Thursday, April 28, 2016

THE ANITA HILL EFFECT WE'RE LIVING IN RIGHT NOW


Kerry Washington's movie, "Confirmation," made me realize that women all over this country wound up being as outraged as I was by how the good ole white boy network treated Anita Hill and her charges against Thomas.

LINK TO PART 1 of 2 on ANITA HILL 



And the next election cycle, the next DECADE'S worth of election cycles, showed the results of women's outrage.

Carol Mosley Braun, Barbara Boxer, and a slew of women rode the waves Anita Hill created into positions of power in Washington D.C. (not just the Senate as in the picture below)

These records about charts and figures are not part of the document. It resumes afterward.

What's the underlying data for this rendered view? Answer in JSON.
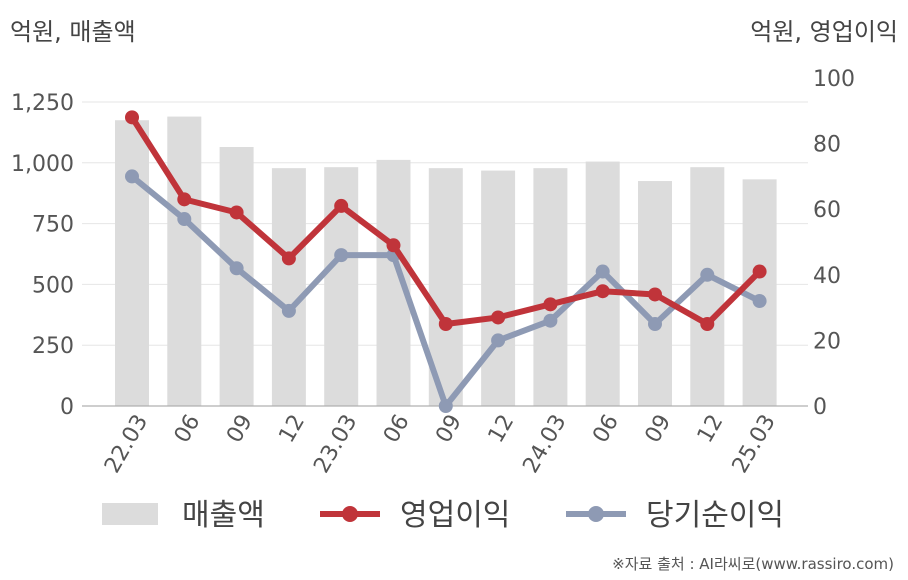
{
  "units": {
    "left": "억원, 매출액",
    "right": "억원, 영업이익"
  },
  "source": "※자료 출처 : AI라씨로(www.rassiro.com)",
  "colors": {
    "revenue": "#dcdcdc",
    "op_income": "#c0343a",
    "net_income": "#8e9ab4",
    "grid": "#e6e6e6",
    "axis": "#b0b0b0"
  },
  "chart_data": {
    "type": "bar",
    "categories": [
      "22.03",
      "06",
      "09",
      "12",
      "23.03",
      "06",
      "09",
      "12",
      "24.03",
      "06",
      "09",
      "12",
      "25.03"
    ],
    "left_axis": {
      "ylim": [
        0,
        1250
      ],
      "ticks": [
        "0",
        "250",
        "500",
        "750",
        "1,000",
        "1,250"
      ],
      "tick_values": [
        0,
        250,
        500,
        750,
        1000,
        1250
      ]
    },
    "right_axis": {
      "ylim": [
        0,
        100
      ],
      "ticks": [
        "0",
        "20",
        "40",
        "60",
        "80",
        "100"
      ],
      "tick_values": [
        0,
        20,
        40,
        60,
        80,
        100
      ]
    },
    "series": [
      {
        "name": "매출액",
        "type": "bar",
        "axis": "left",
        "values": [
          1175,
          1190,
          1065,
          978,
          982,
          1012,
          978,
          968,
          978,
          1005,
          925,
          982,
          932
        ]
      },
      {
        "name": "영업이익",
        "type": "line",
        "axis": "right",
        "values": [
          88,
          63,
          59,
          45,
          61,
          49,
          25,
          27,
          31,
          35,
          34,
          25,
          41
        ]
      },
      {
        "name": "당기순이익",
        "type": "line",
        "axis": "right",
        "values": [
          70,
          57,
          42,
          29,
          46,
          46,
          0,
          20,
          26,
          41,
          25,
          40,
          32
        ]
      }
    ],
    "grid": true,
    "legend": "bottom"
  }
}
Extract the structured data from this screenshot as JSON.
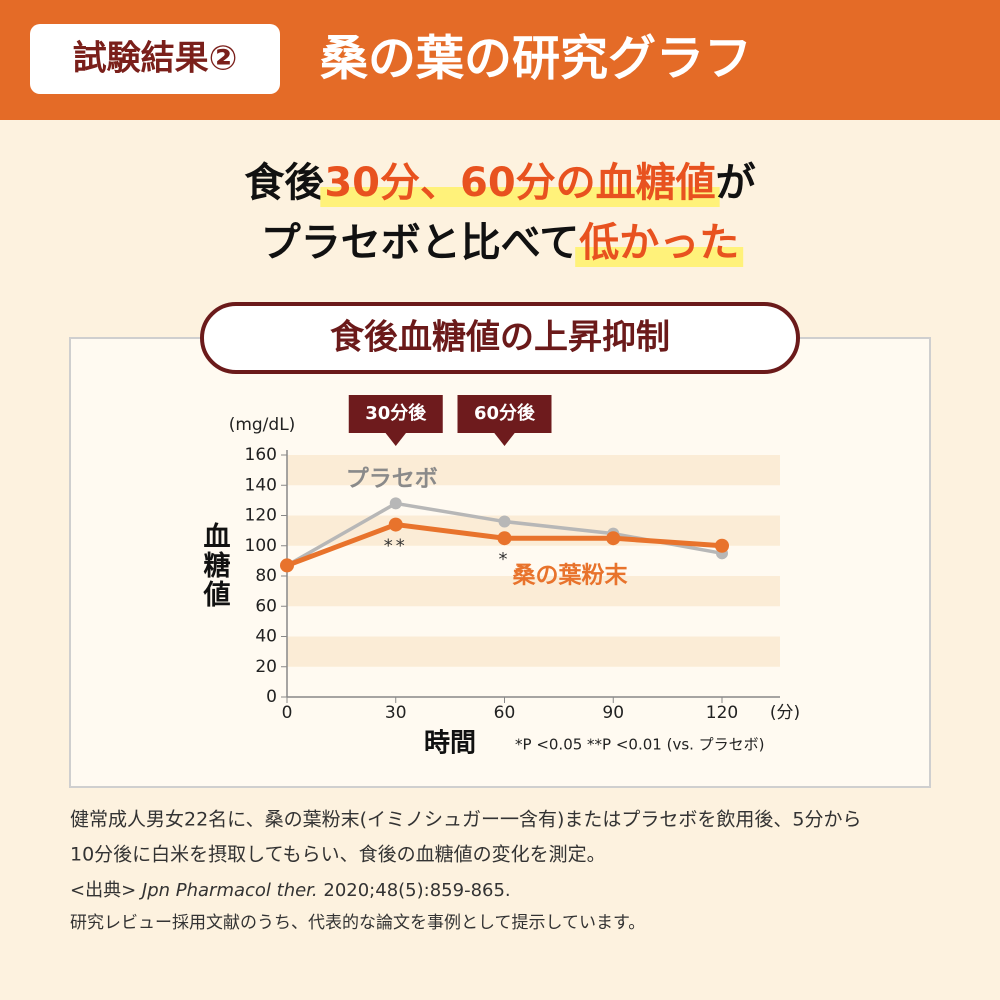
{
  "header": {
    "label": "試験結果②",
    "title": "桑の葉の研究グラフ"
  },
  "headline": {
    "line1": [
      "食後",
      "30分、60分の血糖値",
      "が"
    ],
    "line2": [
      "プラセボと比べて",
      "低かった"
    ]
  },
  "chart_title": "食後血糖値の上昇抑制",
  "chart_data": {
    "type": "line",
    "x": [
      0,
      30,
      60,
      90,
      120
    ],
    "xlim": [
      0,
      136
    ],
    "xticks": [
      0,
      30,
      60,
      90,
      120
    ],
    "ylim": [
      0,
      160
    ],
    "yticks": [
      0,
      20,
      40,
      60,
      80,
      100,
      120,
      140,
      160
    ],
    "y_unit": "(mg/dL)",
    "ylabel": "血糖値",
    "xlabel": "時間",
    "x_unit": "(分)",
    "bands": true,
    "series": [
      {
        "name": "プラセボ",
        "color": "#b7b7b7",
        "values": [
          87,
          128,
          116,
          108,
          95
        ]
      },
      {
        "name": "桑の葉粉末",
        "color": "#e8732c",
        "values": [
          87,
          114,
          105,
          105,
          100
        ]
      }
    ],
    "callouts": [
      {
        "text": "30分後",
        "x": 30
      },
      {
        "text": "60分後",
        "x": 60
      }
    ],
    "significance": [
      {
        "text": "**",
        "x": 30
      },
      {
        "text": "*",
        "x": 60
      }
    ],
    "footnote": "*P <0.05 **P <0.01 (vs. プラセボ)"
  },
  "notes": [
    "健常成人男女22名に、桑の葉粉末(イミノシュガー一含有)またはプラセボを飲用後、5分から",
    "10分後に白米を摂取してもらい、食後の血糖値の変化を測定。"
  ],
  "source": [
    "<出典> ",
    "Jpn Pharmacol ther.",
    " 2020;48(5):859-865."
  ],
  "disclaimer": "研究レビュー採用文献のうち、代表的な論文を事例として提示しています。"
}
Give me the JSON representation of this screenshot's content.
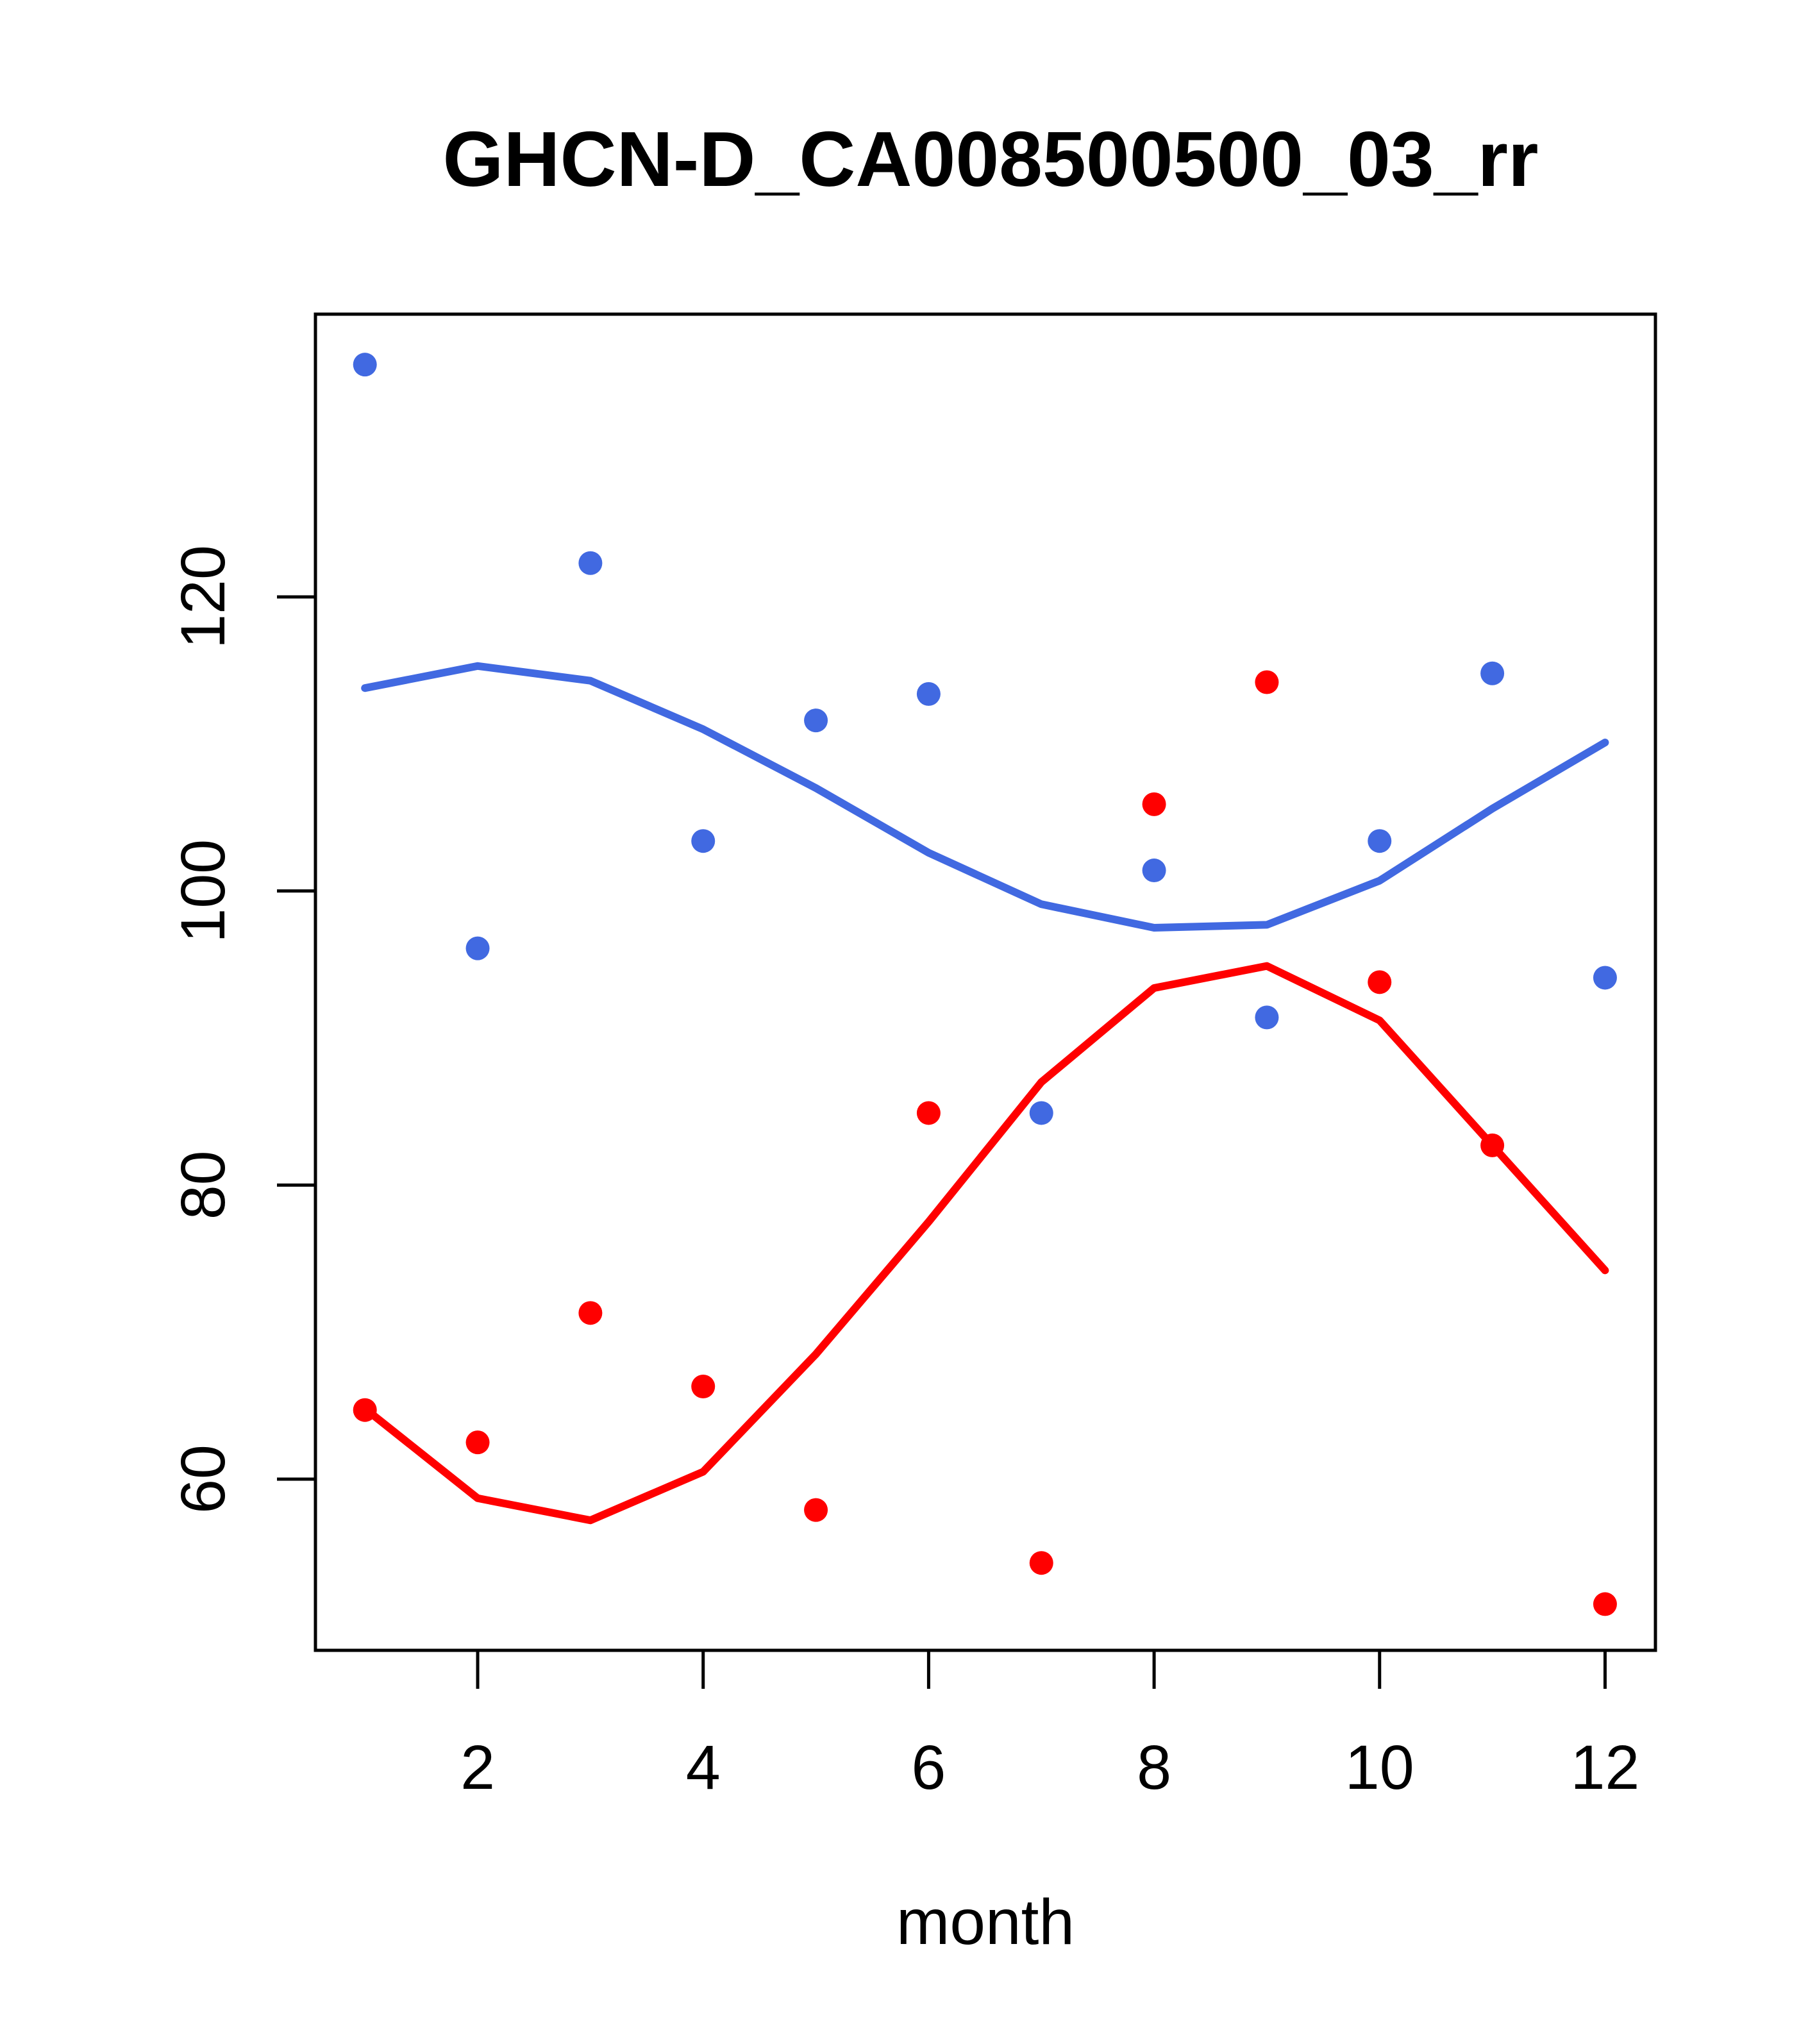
{
  "chart_data": {
    "type": "scatter",
    "title": "GHCN-D_CA008500500_03_rr",
    "xlabel": "month",
    "ylabel": "",
    "x": [
      1,
      2,
      3,
      4,
      5,
      6,
      7,
      8,
      9,
      10,
      11,
      12
    ],
    "x_ticks": [
      2,
      4,
      6,
      8,
      10,
      12
    ],
    "y_ticks": [
      60,
      80,
      100,
      120
    ],
    "xlim": [
      0.56,
      12.44
    ],
    "ylim": [
      48.4,
      139.2
    ],
    "grid": false,
    "legend": null,
    "series": [
      {
        "name": "blue-points",
        "kind": "points",
        "color": "#4169E1",
        "values": [
          135.8,
          96.1,
          122.3,
          103.4,
          111.6,
          113.4,
          84.9,
          101.4,
          91.4,
          103.4,
          114.8,
          94.1
        ]
      },
      {
        "name": "red-points",
        "kind": "points",
        "color": "#FF0000",
        "values": [
          64.7,
          62.5,
          71.3,
          66.3,
          57.9,
          84.9,
          54.3,
          105.9,
          114.2,
          93.8,
          82.7,
          51.5
        ]
      },
      {
        "name": "blue-smooth-line",
        "kind": "line",
        "color": "#4169E1",
        "values": [
          113.8,
          115.3,
          114.3,
          111.0,
          107.0,
          102.6,
          99.1,
          97.5,
          97.7,
          100.7,
          105.6,
          110.1
        ]
      },
      {
        "name": "red-smooth-line",
        "kind": "line",
        "color": "#FF0000",
        "values": [
          64.8,
          58.7,
          57.2,
          60.5,
          68.5,
          77.5,
          87.0,
          93.4,
          94.9,
          91.2,
          82.7,
          74.2
        ]
      }
    ],
    "colors": {
      "blue": "#4169E1",
      "red": "#FF0000",
      "axis": "#000000"
    }
  }
}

On election Tuesday 1992, American voters sent as many new women to Congress as were elected in any previous decade, beginning a decade of unparalleled gains for women in Congress. In November 2002, women attained another historic milestone when the House Democratic Caucus elected 15-year veteran Nancy Pelosi of California as Democratic Leader—making her the highest ranking woman in congressional history....
Twenty-three of the 34 African-American, Hispanic-American, and Asian-Pacific-American women who have served in Congress were elected between 1992 and 2005. 


THE DECADE OF THE WOMAN, COURTESY OF ANITA HILL







The entire conversation about sexual harassment changed. More than one law was put into place, or strengthened so that women had the ability to complain about sexual harassment, even when no touching was involved.

It's still hard to file a sexual harassment complaint, but it used to be impossible before. I've actually known two men who have lost jobs over sexual harassment -- who very likely deserved to lose their jobs.


So don't ever forget three things about Hill V Thomas

1)  Thomas was safely harassing female employees --more than one, Anita wasn't the only one to be forced to come forward --  when he was working for the EEOC, the Equal Employment Opportunity Commission.  Thomas , according to some reports and opinions of the day, seemed to think his job was to stop the discrimination complaints from ever seeing the light of day.


2) When people say that Thomas was "barely qualified" to sit on the Supreme Court, they are referring to the evaluation done by the American Bar Association and Senate Judiciary Committee


  • The American Bar Assn. on Tuesday gave Supreme Court nominee Clarence Thomas a passing grade of "qualified," but the endorsement fell short of the "well-qualified" ratings received by other recent high court nominees.
  • The evaluation by the nation's premier legal organization, whose judgment is considered an important indicator of a nominee's credentials, is the same ABA rating that Thomas received when he was appointed as a federal appeals court judge in 1989.
  • In a letter to Sen. Joseph R. Biden Jr. (D-Del.), chairman of the Senate Judiciary Committee, the ABA's screening committee said that "a substantial majority" of its 15 members approved Thomas as qualified, although two members judged him to be "not qualified." It was understood that one or more members abstained from voting.



Funny but true 
(Sorry about quality, but it's the audio that counts)
  
3) Thomas was a quota appointee, not an affirmative action appointee, to the Supreme Court (which is rather ironic based on Thomas' stated position on affirmative action and quotas)
Affirmative Action is supposed to be going out to seek equally qualified black or brown applicants for a work position when the work place in question is heavily over-represented by white people as compared to the general local(?) population. Affirmative Action is NOT about just snatching somebody black, qualified or not- as white people are apt to do, putting them into the overly white space. The latter describes a quota system not an affirmative action system 
Clarence Thomas was most definitely snatched up due to his skin color, in my opinion, and shoved into the white space that has been our Supreme Court in order to replace Supreme Court Justice Thurgood Marshall 
White republican senators bared their teeth and did everything possible to defend the affirmative action hating Clarence Thomas white white democrats just let republicans rip Anita Hills to shreds.

Even the usually mouthy liberal Ted Kennedy barely said anything while republicans nipped and tore at Anita Hill's bones. As was hinted at in "Confirmation," this was probably because Kennedy had likely lived out "boys will be boys" to a deadly conclusion years before on 
Chappaquiddick Island; he probably couldn't afford to draw the spotlight on himself by speaking up. 



Despite being a conservative herself, Anita Hill's public loss during that "Confirmation" hearing was one of the biggest wins for women that this country has ever seen.